O machismo no México faz parte da identidade nacional, vem desde a Revolução e persiste até nas rancheiras. A televisão é apenas um reflexo da realidade de nosso país Marta Lamba, feminista

"O mais difícil do meu trabalho é provar, a cada dia, que não sou apenas um rosto bonito, que também sou uma boa profissional", afirma Zelenny Ibarra, de 36 anos, apresentadora do tempo no grupo Multimedios y Milenio Televisión há 10 anos.

Tudo começou em 2000, quando outras redes de TV entraram na competição. Desde então, a luta por um público cada vez mais fragmentado encurtou as saias e jogou para escanteio os tradicionais homens do tempo. Estes são apenas chamados em casos de emergências climáticas graves. No grupo Milenio, tentaram incluir um homem no quadro e não funcionou, “os donos não acharam uma boa ideia", confessa Abimael Salas, meteorologista-chefe da Multimedios y Milenio Televisión.
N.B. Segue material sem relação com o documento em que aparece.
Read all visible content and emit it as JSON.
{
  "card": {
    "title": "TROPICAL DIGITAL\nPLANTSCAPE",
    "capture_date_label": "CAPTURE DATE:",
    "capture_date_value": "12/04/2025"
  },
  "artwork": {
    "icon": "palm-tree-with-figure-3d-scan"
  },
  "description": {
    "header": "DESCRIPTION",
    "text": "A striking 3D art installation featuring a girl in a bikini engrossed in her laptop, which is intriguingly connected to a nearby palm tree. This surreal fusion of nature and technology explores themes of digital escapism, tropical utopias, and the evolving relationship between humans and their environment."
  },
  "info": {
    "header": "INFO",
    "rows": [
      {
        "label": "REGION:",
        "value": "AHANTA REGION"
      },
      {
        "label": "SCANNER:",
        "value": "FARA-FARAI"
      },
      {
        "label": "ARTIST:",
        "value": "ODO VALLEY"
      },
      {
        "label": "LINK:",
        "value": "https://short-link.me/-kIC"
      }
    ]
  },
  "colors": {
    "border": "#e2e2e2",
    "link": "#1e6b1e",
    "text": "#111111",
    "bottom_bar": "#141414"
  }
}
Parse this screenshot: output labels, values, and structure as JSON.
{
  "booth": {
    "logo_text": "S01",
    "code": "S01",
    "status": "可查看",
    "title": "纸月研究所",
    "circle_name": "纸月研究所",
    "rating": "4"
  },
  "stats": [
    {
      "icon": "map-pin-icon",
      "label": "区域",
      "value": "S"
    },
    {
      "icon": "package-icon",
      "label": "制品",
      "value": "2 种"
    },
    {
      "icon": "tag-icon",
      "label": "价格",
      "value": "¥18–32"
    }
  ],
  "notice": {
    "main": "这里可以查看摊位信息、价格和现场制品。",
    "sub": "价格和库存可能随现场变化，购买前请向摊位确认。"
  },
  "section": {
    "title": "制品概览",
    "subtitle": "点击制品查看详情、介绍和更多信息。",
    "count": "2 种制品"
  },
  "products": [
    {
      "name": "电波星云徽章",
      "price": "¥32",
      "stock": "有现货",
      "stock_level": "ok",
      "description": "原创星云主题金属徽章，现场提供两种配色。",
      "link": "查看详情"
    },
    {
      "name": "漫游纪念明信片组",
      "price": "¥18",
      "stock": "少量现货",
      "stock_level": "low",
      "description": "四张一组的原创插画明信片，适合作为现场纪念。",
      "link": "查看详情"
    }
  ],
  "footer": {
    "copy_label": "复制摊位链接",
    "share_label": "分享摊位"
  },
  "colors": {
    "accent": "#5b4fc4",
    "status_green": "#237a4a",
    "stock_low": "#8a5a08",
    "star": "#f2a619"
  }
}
"O machismo no México faz parte da identidade nacional, vem desde a Revolução e persiste até nas [músicas] ‘rancheiras’. A televisão é apenas um reflexo da realidade do nosso país", diz Marta Lamas, uma das figuras mais influentes do movimento feminista mexicano. Salas concorda com essa percepção e conclui: "Alguém um dia pensou que seria uma boa ideia colocar uma mulher para apresentar o tempo e iniciou uma tendência que ninguém mais pode parar".